While Pelosi offered no specifics, Democrats on the House Judiciary passed a bill in January that would create offices in the Department of Homeland Security, The FBI and the DOJ “to monitor, investigate and prosecute cases of domestic terrorism.”
An almost identical bill passed the House without opposition, a year ago and earlier this year, the measure passed over the objection of all 17 committee Republicans who try to argue that it could be abused to start investigations against conservatives for exercising free speech.
New York Democrat Rep. Jerry Nadler, chair of the committee, sent an email to the Times:
“Buffalo is a clarion call. The Republicans feel they owe something to the white nationalist, extremist, farthest right fringes of their party.”
Senator Chris Murphy (D. CT) echoed Nadler on MSNBC on Sunday:
“In the wake of this Buffalo shooting, it may be that we have to put a vote up in the Senate or in the House to show the American people where folks stand.”
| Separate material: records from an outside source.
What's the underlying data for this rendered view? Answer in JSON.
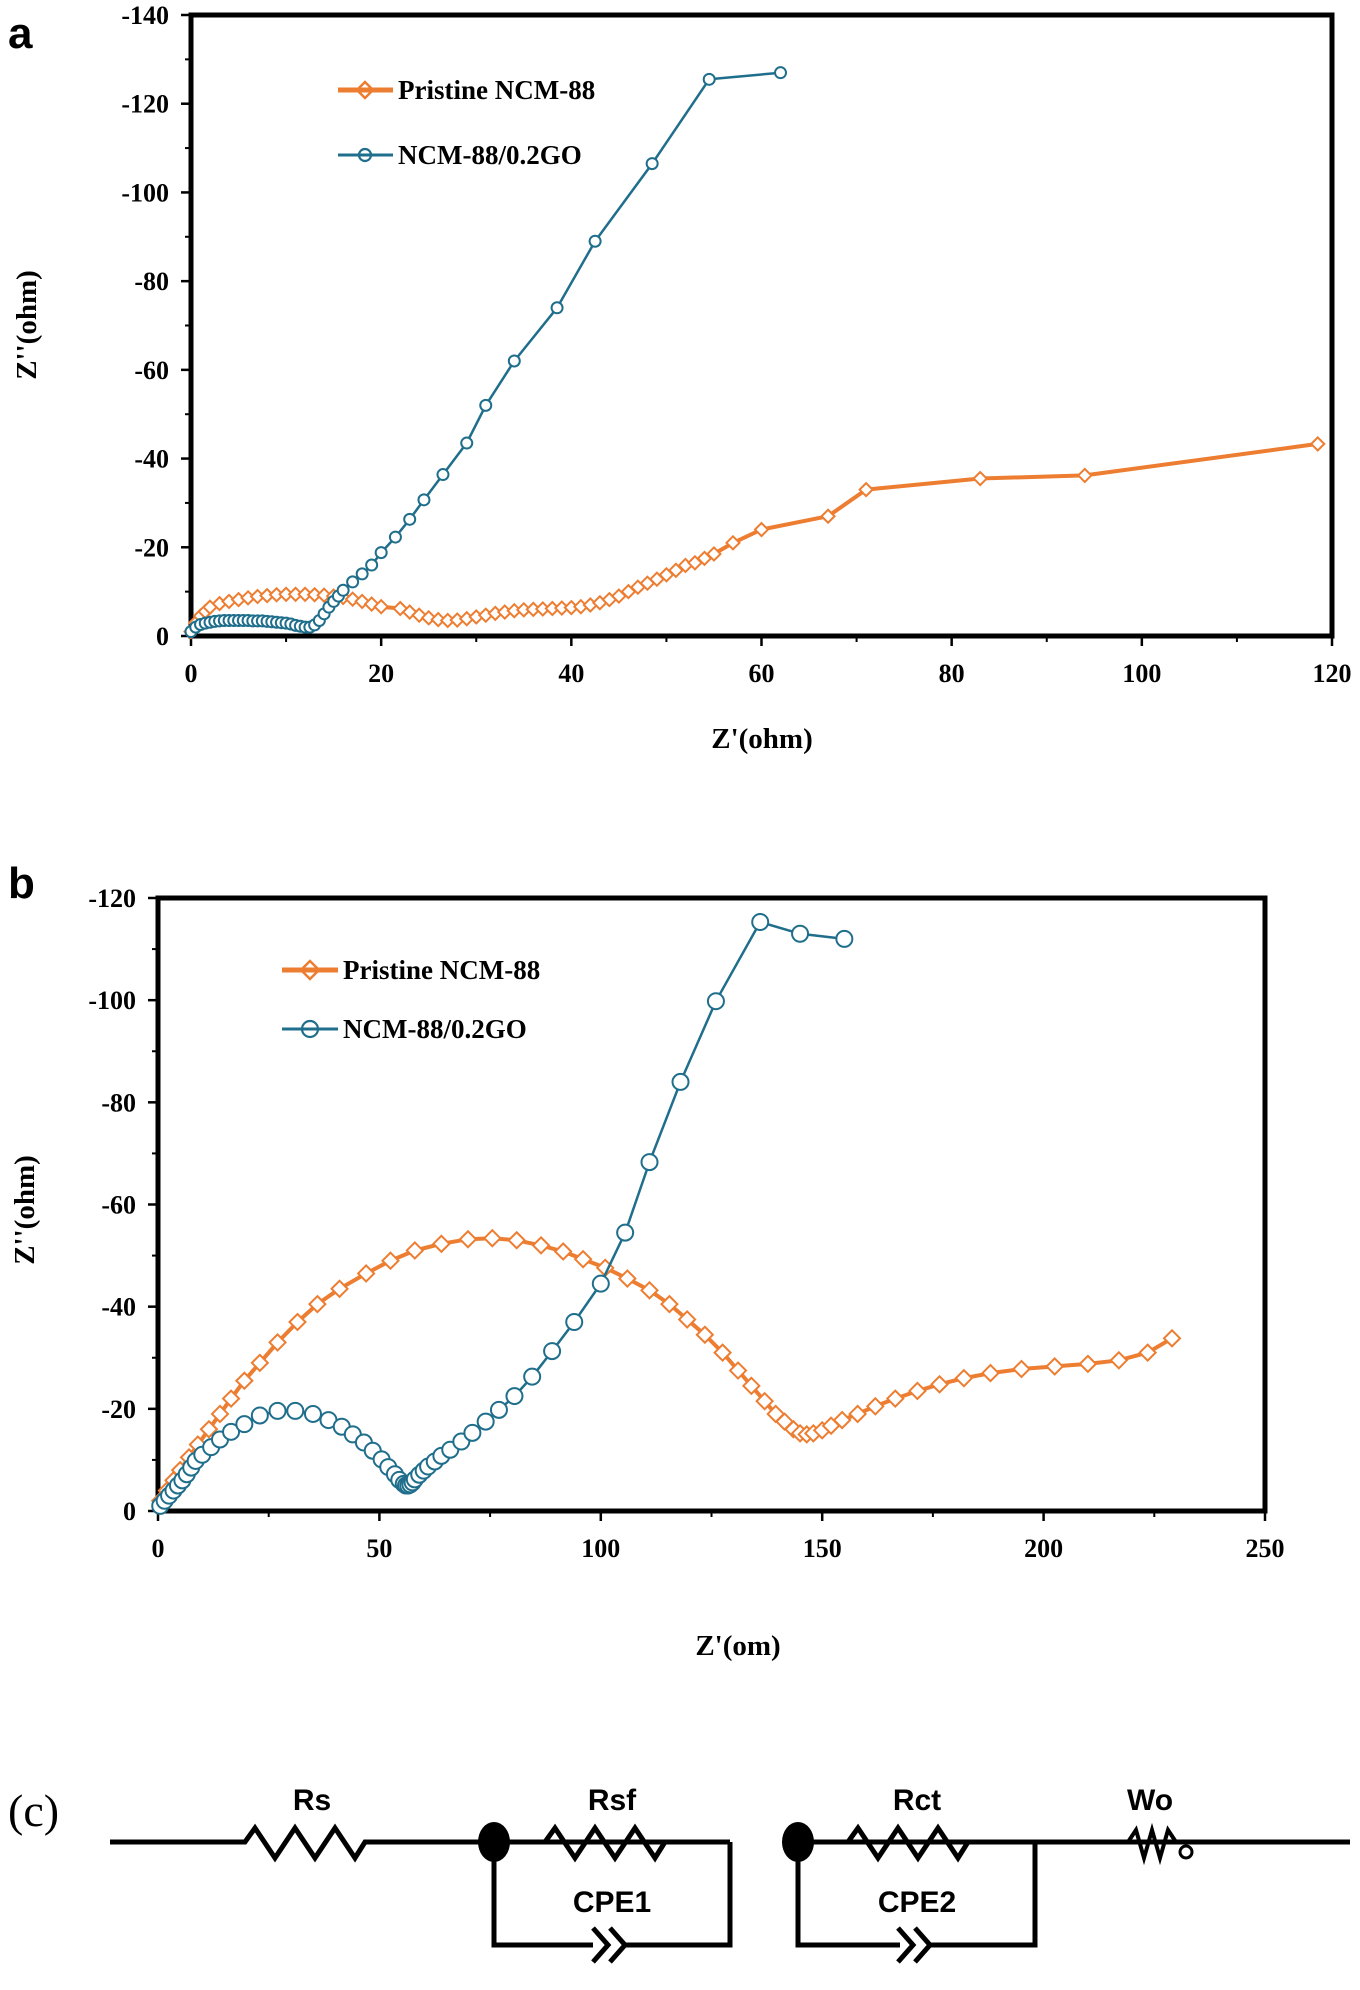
{
  "colors": {
    "pristine": "#ED7D31",
    "go": "#1F6E8C",
    "axis": "#000000"
  },
  "chart_data": [
    {
      "panel_label": "a",
      "type": "scatter",
      "xlabel": "Z'(ohm)",
      "ylabel": "Z''(ohm)",
      "xlim": [
        0,
        120
      ],
      "ylim": [
        0,
        -140
      ],
      "xticks": [
        0,
        20,
        40,
        60,
        80,
        100,
        120
      ],
      "yticks": [
        0,
        -20,
        -40,
        -60,
        -80,
        -100,
        -120,
        -140
      ],
      "x_tick_labels": [
        "0",
        "20",
        "40",
        "60",
        "80",
        "100",
        "120"
      ],
      "y_tick_labels": [
        "0",
        "-20",
        "-40",
        "-60",
        "-80",
        "-100",
        "-120",
        "-140"
      ],
      "legend_position": "top-left",
      "series": [
        {
          "name": "Pristine NCM-88",
          "marker": "diamond",
          "color": "#ED7D31",
          "x": [
            0,
            0.5,
            1,
            1.5,
            2,
            3,
            4,
            5,
            6,
            7,
            8,
            9,
            10,
            11,
            12,
            13,
            14,
            15,
            16,
            17,
            18,
            19,
            20,
            22,
            23,
            24,
            25,
            26,
            27,
            28,
            29,
            30,
            31,
            32,
            33,
            34,
            35,
            36,
            37,
            38,
            39,
            40,
            41,
            42,
            43,
            44,
            45,
            46,
            47,
            48,
            49,
            50,
            51,
            52,
            53,
            54,
            55,
            57,
            60,
            67,
            71,
            83,
            94,
            118.5
          ],
          "y": [
            -1,
            -3,
            -4.5,
            -5.5,
            -6.5,
            -7.3,
            -7.8,
            -8.2,
            -8.6,
            -8.9,
            -9.1,
            -9.3,
            -9.4,
            -9.4,
            -9.4,
            -9.3,
            -9.2,
            -9.0,
            -8.7,
            -8.3,
            -7.8,
            -7.2,
            -6.6,
            -6.2,
            -5.4,
            -4.7,
            -4.1,
            -3.7,
            -3.5,
            -3.6,
            -3.9,
            -4.3,
            -4.7,
            -5.1,
            -5.4,
            -5.7,
            -5.9,
            -6.0,
            -6.1,
            -6.2,
            -6.3,
            -6.4,
            -6.6,
            -7.0,
            -7.5,
            -8.2,
            -9.0,
            -10.0,
            -11.0,
            -11.9,
            -12.8,
            -13.8,
            -14.8,
            -15.9,
            -16.5,
            -17.5,
            -18.5,
            -21,
            -24,
            -27,
            -33,
            -35.5,
            -36.2,
            -43.3
          ]
        },
        {
          "name": "NCM-88/0.2GO",
          "marker": "circle",
          "color": "#1F6E8C",
          "x": [
            0,
            0.5,
            1,
            1.5,
            2,
            2.5,
            3,
            3.5,
            4,
            4.5,
            5,
            5.5,
            6,
            6.5,
            7,
            7.5,
            8,
            8.5,
            9,
            9.5,
            10,
            10.5,
            11,
            11.5,
            12,
            12.5,
            13,
            13.5,
            14,
            14.5,
            15,
            15.5,
            16,
            17,
            18,
            19,
            20,
            21.5,
            23,
            24.5,
            26.5,
            29,
            31,
            34,
            38.5,
            42.5,
            48.5,
            54.5,
            62
          ],
          "y": [
            -1,
            -2.0,
            -2.6,
            -2.9,
            -3.1,
            -3.3,
            -3.4,
            -3.5,
            -3.5,
            -3.5,
            -3.5,
            -3.5,
            -3.5,
            -3.4,
            -3.4,
            -3.4,
            -3.3,
            -3.2,
            -3.1,
            -3.0,
            -2.9,
            -2.7,
            -2.4,
            -2.2,
            -2.0,
            -2.0,
            -2.5,
            -3.5,
            -5,
            -6.5,
            -7.8,
            -9,
            -10.3,
            -12.2,
            -14,
            -16,
            -18.8,
            -22.3,
            -26.3,
            -30.7,
            -36.4,
            -43.5,
            -52,
            -62,
            -74,
            -89,
            -106.5,
            -125.5,
            -127
          ]
        }
      ]
    },
    {
      "panel_label": "b",
      "type": "scatter",
      "xlabel": "Z'(om)",
      "ylabel": "Z''(ohm)",
      "xlim": [
        0,
        250
      ],
      "ylim": [
        0,
        -120
      ],
      "xticks": [
        0,
        50,
        100,
        150,
        200,
        250
      ],
      "yticks": [
        0,
        -20,
        -40,
        -60,
        -80,
        -100,
        -120
      ],
      "x_tick_labels": [
        "0",
        "50",
        "100",
        "150",
        "200",
        "250"
      ],
      "y_tick_labels": [
        "0",
        "-20",
        "-40",
        "-60",
        "-80",
        "-100",
        "-120"
      ],
      "legend_position": "top-left",
      "series": [
        {
          "name": "Pristine NCM-88",
          "marker": "diamond",
          "color": "#ED7D31",
          "x": [
            0.5,
            2,
            3.5,
            5,
            7,
            9,
            11.5,
            14,
            16.5,
            19.5,
            23,
            27,
            31.5,
            36,
            41,
            47,
            52.5,
            58,
            64,
            70,
            75.5,
            81,
            86.5,
            91.5,
            96,
            101,
            106,
            111,
            115.5,
            119.5,
            123.5,
            127.5,
            131,
            134,
            137,
            139.5,
            141.5,
            143.5,
            145,
            146.5,
            148,
            150,
            152,
            154.5,
            158,
            162,
            166.5,
            171.5,
            176.5,
            182,
            188,
            195,
            202.5,
            210,
            217,
            223.5,
            229
          ],
          "y": [
            -2,
            -4,
            -6,
            -8,
            -10.5,
            -13,
            -16,
            -19,
            -22,
            -25.5,
            -29,
            -33,
            -37,
            -40.5,
            -43.5,
            -46.5,
            -49,
            -51,
            -52.3,
            -53.2,
            -53.4,
            -53.0,
            -52.0,
            -50.8,
            -49.3,
            -47.6,
            -45.5,
            -43.2,
            -40.5,
            -37.5,
            -34.5,
            -31,
            -27.5,
            -24.5,
            -21.5,
            -19,
            -17.5,
            -16,
            -15.2,
            -15,
            -15.2,
            -15.8,
            -16.7,
            -17.8,
            -19,
            -20.5,
            -22,
            -23.5,
            -24.8,
            -26,
            -27,
            -27.8,
            -28.3,
            -28.8,
            -29.5,
            -31,
            -33.8
          ]
        },
        {
          "name": "NCM-88/0.2GO",
          "marker": "circle",
          "color": "#1F6E8C",
          "x": [
            0.5,
            1.5,
            2.5,
            3.5,
            4.5,
            5.5,
            6.5,
            7.5,
            8.5,
            10,
            12,
            14,
            16.5,
            19.5,
            23,
            27,
            31,
            35,
            38.5,
            41.5,
            44,
            46.5,
            48.5,
            50.5,
            52,
            53.5,
            54.5,
            55.5,
            56,
            56.5,
            57,
            57.5,
            58,
            59,
            60,
            61,
            62.5,
            64,
            66,
            68.5,
            71,
            74,
            77,
            80.5,
            84.5,
            89,
            94,
            100,
            105.5,
            111,
            118,
            126,
            136,
            145,
            155
          ],
          "y": [
            -1,
            -2,
            -3,
            -4,
            -5,
            -6,
            -7.2,
            -8.5,
            -9.8,
            -11,
            -12.5,
            -14,
            -15.5,
            -17,
            -18.7,
            -19.6,
            -19.6,
            -19,
            -17.8,
            -16.5,
            -15,
            -13.4,
            -11.8,
            -10.1,
            -8.6,
            -7.2,
            -6.1,
            -5.3,
            -5,
            -5,
            -5.2,
            -5.6,
            -6.2,
            -7.1,
            -7.9,
            -8.7,
            -9.7,
            -10.8,
            -12,
            -13.6,
            -15.3,
            -17.5,
            -19.8,
            -22.5,
            -26.3,
            -31.3,
            -37,
            -44.5,
            -54.5,
            -68.3,
            -84,
            -99.8,
            -115.3,
            -113,
            -112
          ]
        }
      ]
    }
  ],
  "circuit": {
    "panel_label": "(c)",
    "components": [
      {
        "name": "Rs",
        "type": "resistor"
      },
      {
        "name": "Rsf",
        "type": "resistor"
      },
      {
        "name": "CPE1",
        "type": "cpe"
      },
      {
        "name": "Rct",
        "type": "resistor"
      },
      {
        "name": "CPE2",
        "type": "cpe"
      },
      {
        "name": "Wo",
        "type": "warburg"
      }
    ]
  }
}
Democrats are having trouble reaching the 60 votes needed to pass bills in 2021, failing earlier this year on voting rights and more recently to codify abortion rights in the wake of the leaked supreme court opinion that would overturn Roe V. Wade, meaning gun control or domestic terrorism bills they try to pass would almost assuredly be shot down in the chamber.
The Times continues:
“Even in rare instances there is bipartisan agreement to address an issue, Democrats have had to drop some restrictions on who can purchase guns.
In March, Congress renewed the Violence Against Women Act, a law designed to combat stalking, domestic violence and sexual assault, after Democrats agreed to ditch a provision that would have prevented any dating partner, not just spouses, who had been convicted of domestic violence from owning a gun.”